Student Privacy by Practice - Not by Policy
by Matrix8967
Hello 2600 readership.
I'm a systems administrator at a large (for the region) school district. I've been in K-12 for about ten years. I left my high school saying: "I'll never go back, even if they paid me!" Then my school said they'd pay me, and I went back immediately. I've changed districts a few times, but I've noticed an alarming trend that's already overtaken K-12: Google, and its lust for your student's data.
To lay the land of the K-12 environment: K-12 has been rife with old, dilapidated, and abandoned software. Companies will develop "curriculum" for students in things such as Flash, Shockwave, or Java and sell it to schools for mind boggling premiums. The next step is to hold the schools for ransom for upgrades where one of two things happen:
1.) K-12 decision makers won't understand paying for software twice, and ride the old version. As a real example of this: I learned to type in elementary school, and when I began work as an intern in high school, I was tasked with installing the same software...
2.) The district begrudgingly pays for the upgrades, and experiences all the joys of "vendor lock-in." For example: Three year contracts on testing data aggregation, where the test is only administered every two years...
This software ecosystem created a tinderbox for our friendly neighborhood data aggregation company. Google makes its Google Apps For Education suite (GAFE, formerly GSuite) available for free to all K-12 schools. This goes hand-in-hand with its literal truck-loads of Chromebooks that are being dropped off at schools each year. Districts are buying these in warehouse quantities trying to go 1:1. In a modern classroom, students will walk in and pick up a Chromebook, login with personally identifiable information, and browse the web with the world's largest advertising agency at the helm.
Google has done some fancy footwork to side-step data collection regulations. GAFE splits its products into "Core Services" and 'Additional Services." Core Services are things like Google Sheets, GoogleDocs, etc. Google's Core Services End User License Agreement (EULA) says:
"User personal information collected in the Core Services is used only to provide the Core Services. Google does not serve ads in the Core Services or use personal information collected in the Core Services for advertising purposes."
However, this is where "Additional Services" comes in. GAFE Additional Services are things like Google Maps and YouTube. Google's Additional Services EULA says:
"We also use this information to offer users tailored content... We may combine personal information from one service with information, including personal information, from other Google services... Google may serve ads to G Suite for Education users in the Additional Services."
Google's PR department came out in full swing after case studies from the EFF started to ask invasive questions concerning Google's privacy policies. Google's PR privacy site states:
"For G Suite users in Primary/Secondary (K-12) schools, Google does not use any user personal information (or any information associated with a Google Account) to target ads."
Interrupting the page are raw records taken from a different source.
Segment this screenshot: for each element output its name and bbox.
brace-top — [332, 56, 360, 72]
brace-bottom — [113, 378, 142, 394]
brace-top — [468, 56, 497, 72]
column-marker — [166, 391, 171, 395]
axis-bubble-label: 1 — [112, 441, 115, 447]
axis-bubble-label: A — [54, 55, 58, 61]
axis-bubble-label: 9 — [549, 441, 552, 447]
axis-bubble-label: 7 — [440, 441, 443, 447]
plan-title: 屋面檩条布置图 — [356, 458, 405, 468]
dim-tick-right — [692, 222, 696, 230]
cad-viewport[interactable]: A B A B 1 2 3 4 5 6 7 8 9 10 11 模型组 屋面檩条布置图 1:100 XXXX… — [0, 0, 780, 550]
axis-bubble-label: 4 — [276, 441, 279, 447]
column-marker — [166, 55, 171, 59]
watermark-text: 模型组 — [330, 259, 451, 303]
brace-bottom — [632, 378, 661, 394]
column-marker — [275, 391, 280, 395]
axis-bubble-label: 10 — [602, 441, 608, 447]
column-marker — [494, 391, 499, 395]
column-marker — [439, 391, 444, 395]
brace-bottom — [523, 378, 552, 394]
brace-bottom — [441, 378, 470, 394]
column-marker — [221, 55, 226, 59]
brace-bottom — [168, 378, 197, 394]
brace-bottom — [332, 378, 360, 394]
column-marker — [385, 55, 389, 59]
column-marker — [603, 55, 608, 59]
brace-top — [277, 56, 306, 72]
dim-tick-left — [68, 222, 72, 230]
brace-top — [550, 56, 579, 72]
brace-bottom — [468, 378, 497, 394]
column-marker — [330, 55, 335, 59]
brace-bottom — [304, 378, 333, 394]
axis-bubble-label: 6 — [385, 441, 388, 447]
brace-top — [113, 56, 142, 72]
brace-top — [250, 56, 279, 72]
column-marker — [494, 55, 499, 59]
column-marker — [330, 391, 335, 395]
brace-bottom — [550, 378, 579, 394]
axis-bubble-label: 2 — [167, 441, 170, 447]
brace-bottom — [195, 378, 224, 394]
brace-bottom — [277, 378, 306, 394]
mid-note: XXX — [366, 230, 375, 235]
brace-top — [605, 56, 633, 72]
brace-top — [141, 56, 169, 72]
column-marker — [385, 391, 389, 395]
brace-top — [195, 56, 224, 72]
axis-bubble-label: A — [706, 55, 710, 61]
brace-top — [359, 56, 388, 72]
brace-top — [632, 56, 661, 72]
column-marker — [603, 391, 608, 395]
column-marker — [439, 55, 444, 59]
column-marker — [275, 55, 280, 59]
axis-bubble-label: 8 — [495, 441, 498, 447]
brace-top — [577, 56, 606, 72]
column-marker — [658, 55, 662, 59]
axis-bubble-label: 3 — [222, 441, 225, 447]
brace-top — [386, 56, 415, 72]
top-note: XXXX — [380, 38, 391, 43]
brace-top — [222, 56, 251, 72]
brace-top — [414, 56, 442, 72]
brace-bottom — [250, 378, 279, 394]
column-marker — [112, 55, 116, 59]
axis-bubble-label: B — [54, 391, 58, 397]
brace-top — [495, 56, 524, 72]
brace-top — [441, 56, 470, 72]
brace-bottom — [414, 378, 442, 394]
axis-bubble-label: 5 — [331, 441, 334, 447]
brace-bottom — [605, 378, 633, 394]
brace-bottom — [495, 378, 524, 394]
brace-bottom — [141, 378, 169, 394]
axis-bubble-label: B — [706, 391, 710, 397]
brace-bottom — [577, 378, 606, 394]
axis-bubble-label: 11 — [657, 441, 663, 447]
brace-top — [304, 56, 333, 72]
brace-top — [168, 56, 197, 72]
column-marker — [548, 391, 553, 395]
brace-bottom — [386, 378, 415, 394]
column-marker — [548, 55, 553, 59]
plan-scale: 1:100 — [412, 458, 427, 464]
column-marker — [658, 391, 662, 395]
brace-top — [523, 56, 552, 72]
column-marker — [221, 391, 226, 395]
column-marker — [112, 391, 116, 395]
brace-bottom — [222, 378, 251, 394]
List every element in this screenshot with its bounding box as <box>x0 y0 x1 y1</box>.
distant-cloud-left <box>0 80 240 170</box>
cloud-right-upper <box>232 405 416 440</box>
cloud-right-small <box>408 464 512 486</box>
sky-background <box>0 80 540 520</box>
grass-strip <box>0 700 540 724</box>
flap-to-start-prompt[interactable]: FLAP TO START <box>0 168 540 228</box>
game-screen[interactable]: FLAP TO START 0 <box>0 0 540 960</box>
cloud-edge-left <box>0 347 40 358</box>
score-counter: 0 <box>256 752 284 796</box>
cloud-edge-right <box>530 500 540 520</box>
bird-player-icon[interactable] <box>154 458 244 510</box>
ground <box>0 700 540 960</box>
We know that Google would never lie in order to turn a profit, so let's take them at their word for this and ask: "What does Google do with all the student data once the students graduate and move to their own personal Gmail accounts?" It'd take nearly no time at all to marry two sets of data about students, especially if they use the same devices to create a personal Gmail account.
Compounding issues: There's a huge lack of opt-out policies, since this is handled on a district-to-district basis. Assuming a district has an opt-out policy in place, if the whole classroom is using GSuite, it singles out the kid who isn't complying. Special arrangements will need to be made for the privacy conscious student which can also cause issues. (I'm sure each of us can think of a time when being different from the majority ended with an upsetting exchange.)
I've looked at removing the personally identifiable information from student logins in our district, but Google has a fix for that too. In Google Classroom, teachers are able to fill in any blanks it has on children's Google Profiles in order to get their digital classroom up to date. There's also the legal questions surrounding Children's Online Privacy Protection Act (COPPA) violations of IT staff (us) signing up kids under 13 to use GAFE services. Google says that it's products can be used in compliance with COPPA, which is not very reassuring.
So, what can be done? Thankfully for public schools, the school board has to answer to the taxpayers and voters. Attending school board meetings and asking for more information about opt-outs and alternatives could yield positive results. In my opinion, Pi Tops are the best alternative to Chromebooks since they encourage discovery and come with a great set of STEM curriculum. They're similarly priced and easier to repair/upgrade, which saves money in the long term. When presented with a viable alternative, the administration and decision makers will be more open-eared, since you're offering solutions, not just problems. (These do have Alexa capability, so that also warrants some strict policies.)
Another viable alternative is flashing GalliumOS onto the existing Chromebooks, which can be a fun learning experience for the students. It's also very satisfying to turn the tools of your enemies against them.
I don't believe in an abstinence-only approach to software. I think privacy by practice, instead of privacy by policy, can set a positive example for students.